In a 2009 paper, “ ‘Conservatism,’ Context-Dependence, and Cognitive Incapacity,” Stenner wrote:
Authoritarianism is a functional disposition concerned with maximizing “oneness” and “sameness” especially in conditions where the things that make us one and the same — common authority, and shared values — appear to be under threat.
Threat, she continued, sets in motion an “authoritarian dynamic” that activates
latent predispositions to authoritarianism and increases their expression in manifest intolerance. That is to say, intolerance is a function of the interaction of authoritarian predisposition with conditions of normative threat.
In her email, Stenner argued that “non-authoritarian conservatives, opposed to change, dedicated to upholding laws, and to the defense of legitimate political and social institutions that underpin societal stability and security” are a crucial pillar of democratic governance.
In the real world, she continued, “it is the authoritarians who are the revolutionaries.”
Because of this authoritarian revolution, here and abroad, Stenner contends that
the whole of liberal democracy is in grave danger at this moment. But the fault lies with authoritarians on both the right and the left, and the solution is in the hands of non-authoritarians on both sides.

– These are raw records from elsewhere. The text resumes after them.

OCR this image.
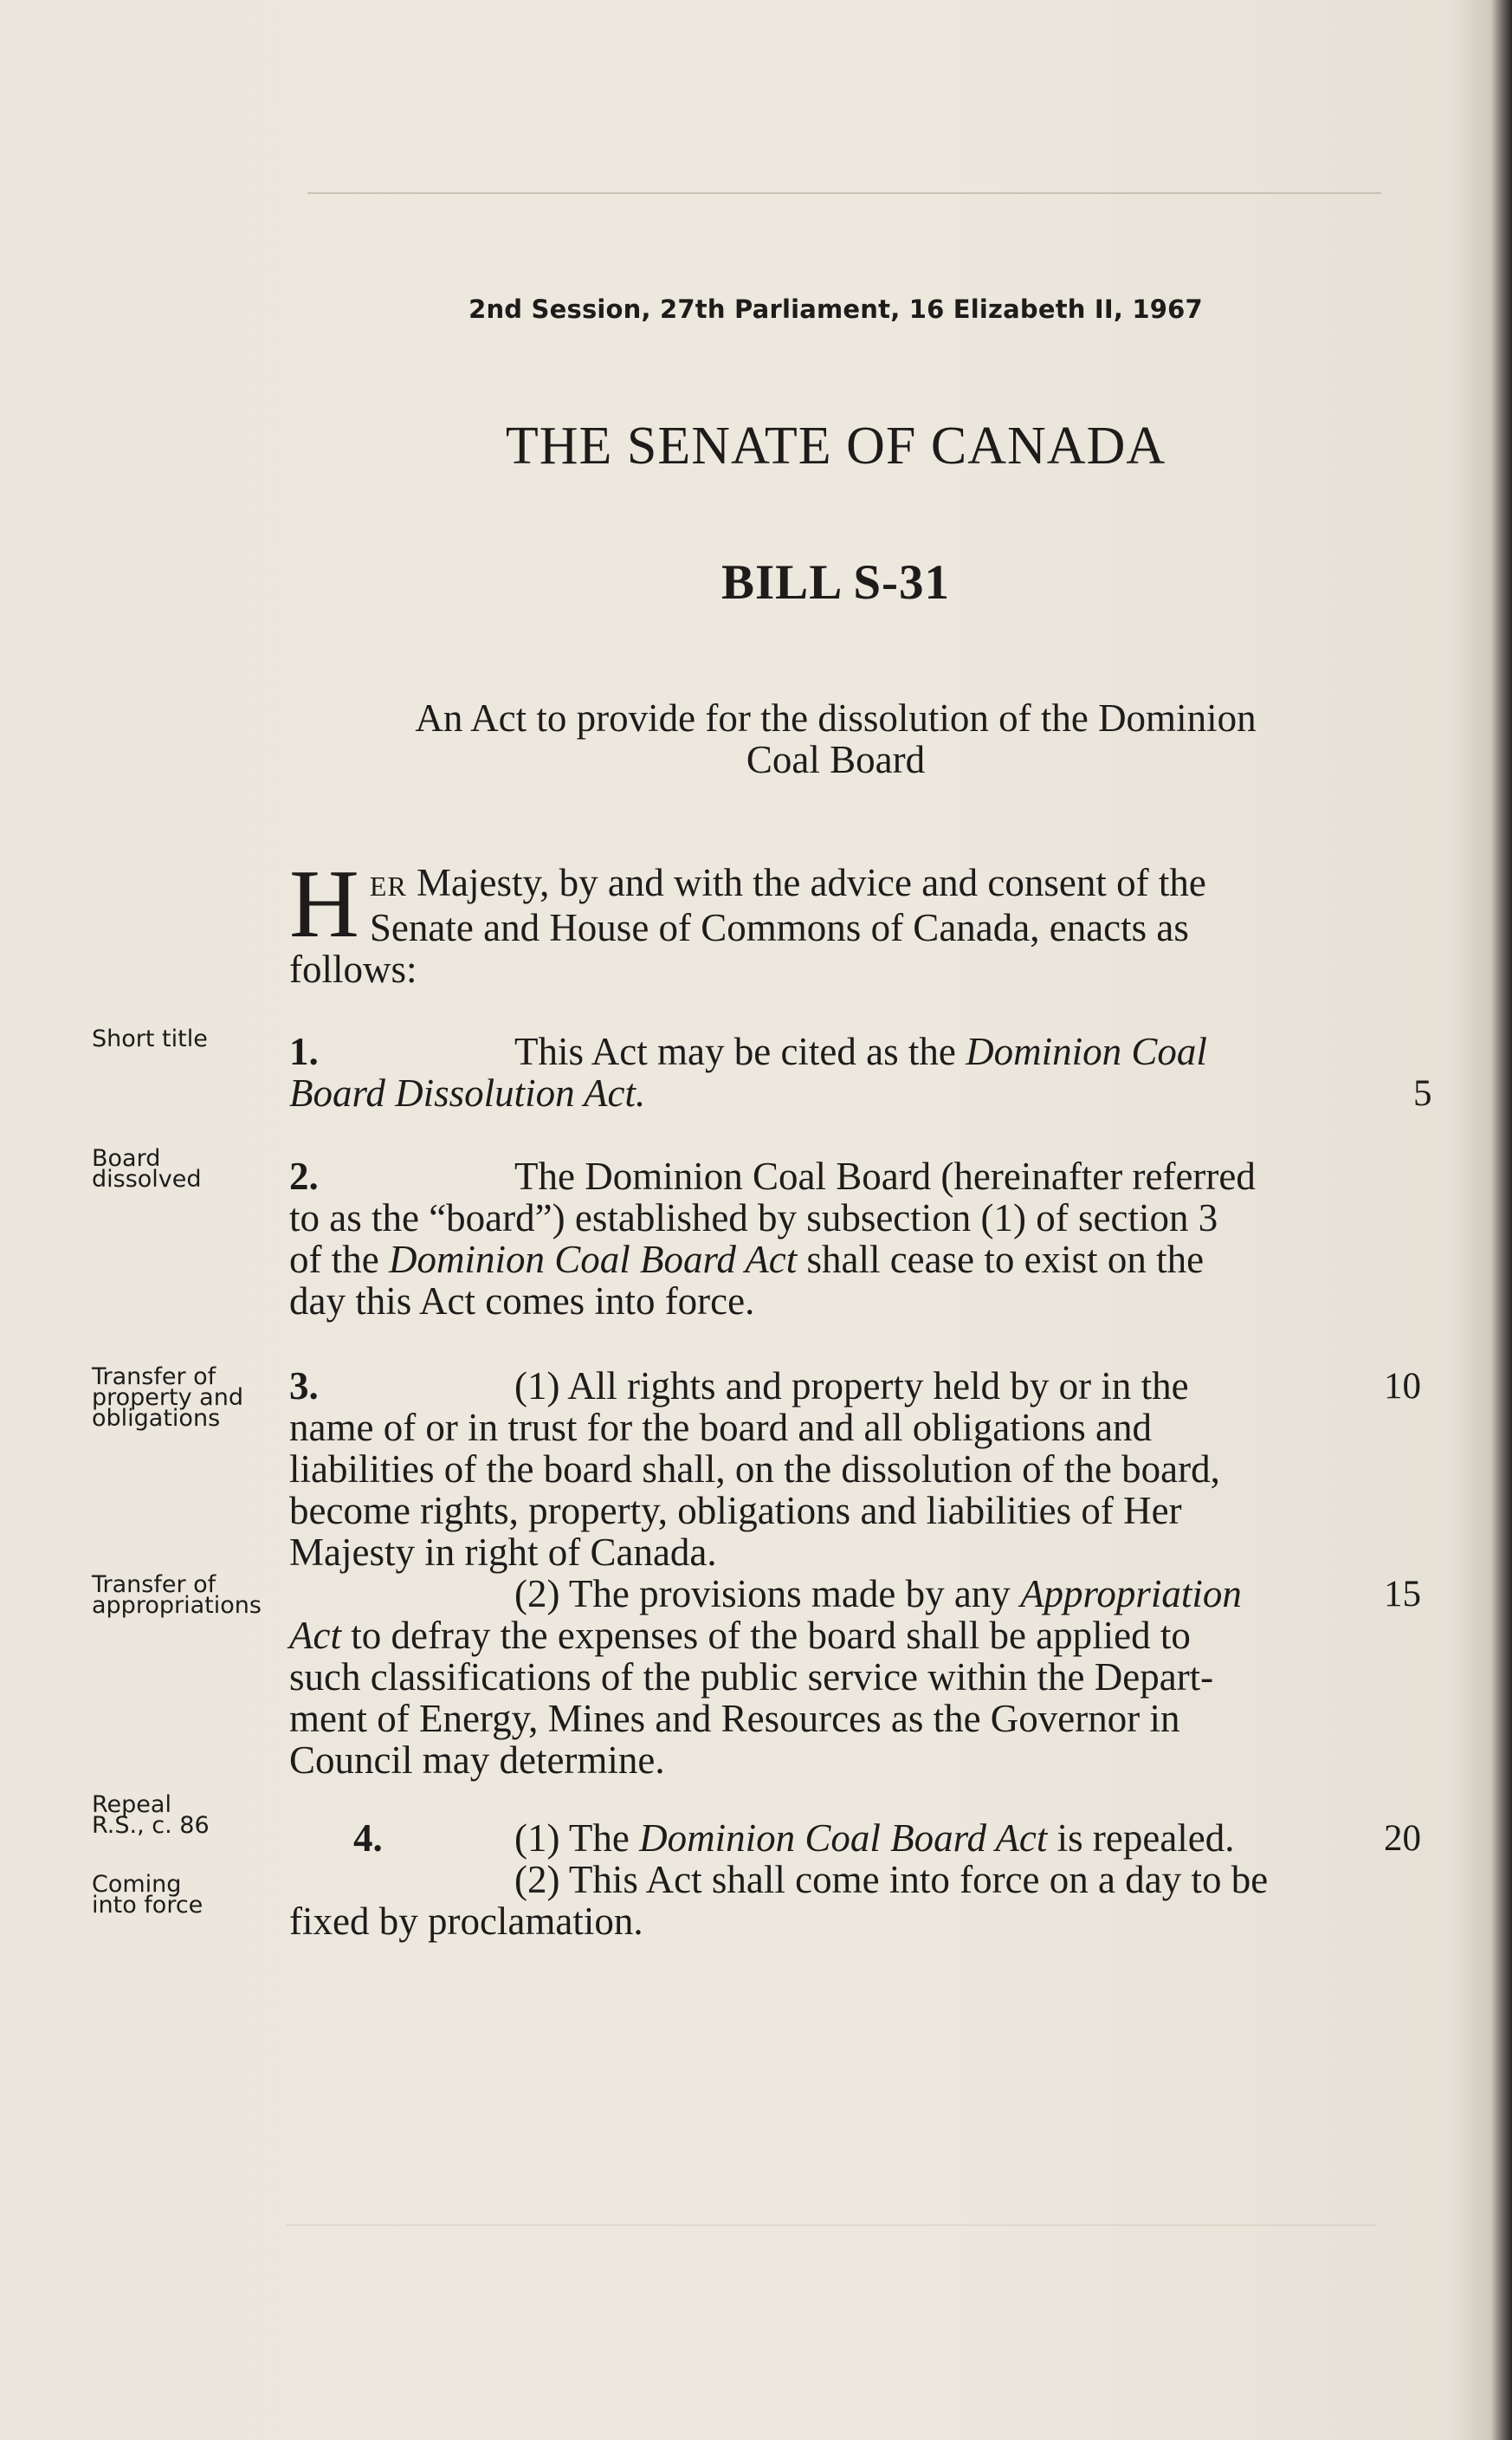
2nd Session, 27th Parliament, 16 Elizabeth II, 1967
THE SENATE OF CANADA
BILL S-31
An Act to provide for the dissolution of the Dominion
Coal Board
H ER Majesty, by and with the advice and consent of the
Senate and House of Commons of Canada, enacts as
follows:
Short title
Board
dissolved
Transfer of
property and
obligations
Transfer of
appropriations
Repeal
R.S., c. 86
Coming
into force
1.	This Act may be cited as the Dominion Coal
Board Dissolution Act.	5
2.	The Dominion Coal Board (hereinafter referred
to as the “board”) established by subsection (1) of section 3
of the Dominion Coal Board Act shall cease to exist on the
day this Act comes into force.
3.	(1) All rights and property held by or in the
name of or in trust for the board and all obligations and
liabilities of the board shall, on the dissolution of the board,
become rights, property, obligations and liabilities of Her
Majesty in right of Canada.
(2) The provisions made by any Appropriation
Act to defray the expenses of the board shall be applied to
such classifications of the public service within the Depart-
ment of Energy, Mines and Resources as the Governor in
Council may determine.
10
15
4.	(1) The Dominion Coal Board Act is repealed.
(2) This Act shall come into force on a day to be
fixed by proclamation.
20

Stenner makes the case that the authoritarian revolution began in the 1960s: “Once the principle of equal treatment under the law was instituted and entrenched by means of the Civil Rights Act and the Voting Rights Act,” traditional conservatism — “fidelity to the laws of the land and defense of legitimate institutions” — took a back seat to authoritarianism “as a factor driving expressions of racial, moral and political intolerance.”